At the hearing, the parties must present their respective cases by
testimony and documentary evidence to the arbitrators. Claimants should
document carefully the issues involved and their proof of damages, and
explain to the arbitrators how much in money damages is being claimed
and how they arrived at that figure. All hearings will be conducted by
the arbitrators in the manner they determine will most expeditiously
permit full presentation of the evidence and arguments of the parties.
Generally, the following procedures will be observed:
- The arbitrators and the witnesses will be sworn.
- Each
party will be given an opportunity to make a brief opening statement,
that is, a brief outline of the issues involved and what facts that
party intends to prove.

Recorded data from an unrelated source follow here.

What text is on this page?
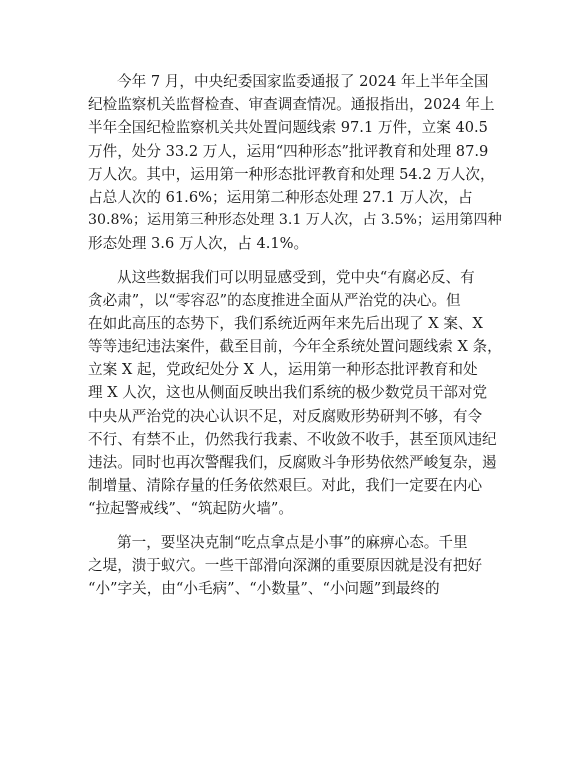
今年 7 月，中央纪委国家监委通报了 2024 年上半年全国
纪检监察机关监督检查、审查调查情况。通报指出，2024 年上
半年全国纪检监察机关共处置问题线索 97.1 万件，立案 40.5
万件，处分 33.2 万人，运用“四种形态”批评教育和处理 87.9
万人次。其中，运用第一种形态批评教育和处理 54.2 万人次，
占总人次的 61.6%；运用第二种形态处理 27.1 万人次，占
30.8%；运用第三种形态处理 3.1 万人次，占 3.5%；运用第四种
形态处理 3.6 万人次，占 4.1%。
从这些数据我们可以明显感受到，党中央“有腐必反、有
贪必肃”，以“零容忍”的态度推进全面从严治党的决心。但
在如此高压的态势下，我们系统近两年来先后出现了 X 案、X
等等违纪违法案件，截至目前，今年全系统处置问题线索 X 条，
立案 X 起，党政纪处分 X 人，运用第一种形态批评教育和处
理 X 人次，这也从侧面反映出我们系统的极少数党员干部对党
中央从严治党的决心认识不足，对反腐败形势研判不够，有令
不行、有禁不止，仍然我行我素、不收敛不收手，甚至顶风违纪
违法。同时也再次警醒我们，反腐败斗争形势依然严峻复杂，遏
制增量、清除存量的任务依然艰巨。对此，我们一定要在内心
“拉起警戒线”、“筑起防火墙”。
第一，要坚决克制“吃点拿点是小事”的麻痹心态。千里
之堤，溃于蚁穴。一些干部滑向深渊的重要原因就是没有把好
“小”字关，由“小毛病”、“小数量”、“小问题”到最终的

A party may waive the opening statement.
- The
claimant will present facts to the arbitrators including relevant
documents and testimony to establish and prove his or her claim.
- The
respondent will present his or her case in the same manner as the
claimant. Witnesses and parties who testify will be sworn and are
subject to cross examination by the opposing side and questioning by
the arbitrators. The opposing party may object to any evidence prior to
its receipt by the arbitrators. Parties should bring sufficient copies
of documents for each of the arbitrators, other parties, and the
representative of the sponsoring organization. It is inappropriate to
"testify" when questioning a witness, and a party may object if another
party does that. A party may offer an affidavit in lieu of the live
testimony of a witness. This may or may not be allowed by the
arbitrators. Parties should be prepared to explain why a witness cannot
come to the hearing and to explain whether the other party had an
opportunity to examine the witness. A party should be prepared to bring
the witness if the affidavit is not allowed.
- Any counterclaim or other matter may be presented in the same way.

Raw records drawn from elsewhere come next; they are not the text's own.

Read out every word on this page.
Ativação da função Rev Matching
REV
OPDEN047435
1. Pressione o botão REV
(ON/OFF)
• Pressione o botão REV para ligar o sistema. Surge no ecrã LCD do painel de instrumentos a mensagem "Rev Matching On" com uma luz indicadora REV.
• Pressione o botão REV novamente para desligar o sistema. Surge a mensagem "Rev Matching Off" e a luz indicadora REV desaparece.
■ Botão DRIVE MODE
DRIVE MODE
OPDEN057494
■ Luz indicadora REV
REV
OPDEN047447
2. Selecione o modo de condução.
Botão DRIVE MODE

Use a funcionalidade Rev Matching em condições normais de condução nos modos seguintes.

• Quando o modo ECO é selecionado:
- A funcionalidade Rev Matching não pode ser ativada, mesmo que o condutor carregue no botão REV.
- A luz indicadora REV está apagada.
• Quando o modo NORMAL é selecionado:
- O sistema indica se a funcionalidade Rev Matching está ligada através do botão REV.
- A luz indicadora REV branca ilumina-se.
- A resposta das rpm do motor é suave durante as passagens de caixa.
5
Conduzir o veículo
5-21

- Parties may present rebuttal evidence if appropriate.
- Closing
statements may be presented and consist generally of final arguments by
the parties and brief summations of the testimony and other evidence
introduced at the hearing. A party should refer only to evidence
already in the record and not use the closing statement as an
opportunity to present new evidence. A party may waive a closing
statement.
- The parties are to leave together at the end of the hearing.
- The arbitrators may proceed with a case even if a party does not appear and/or answer.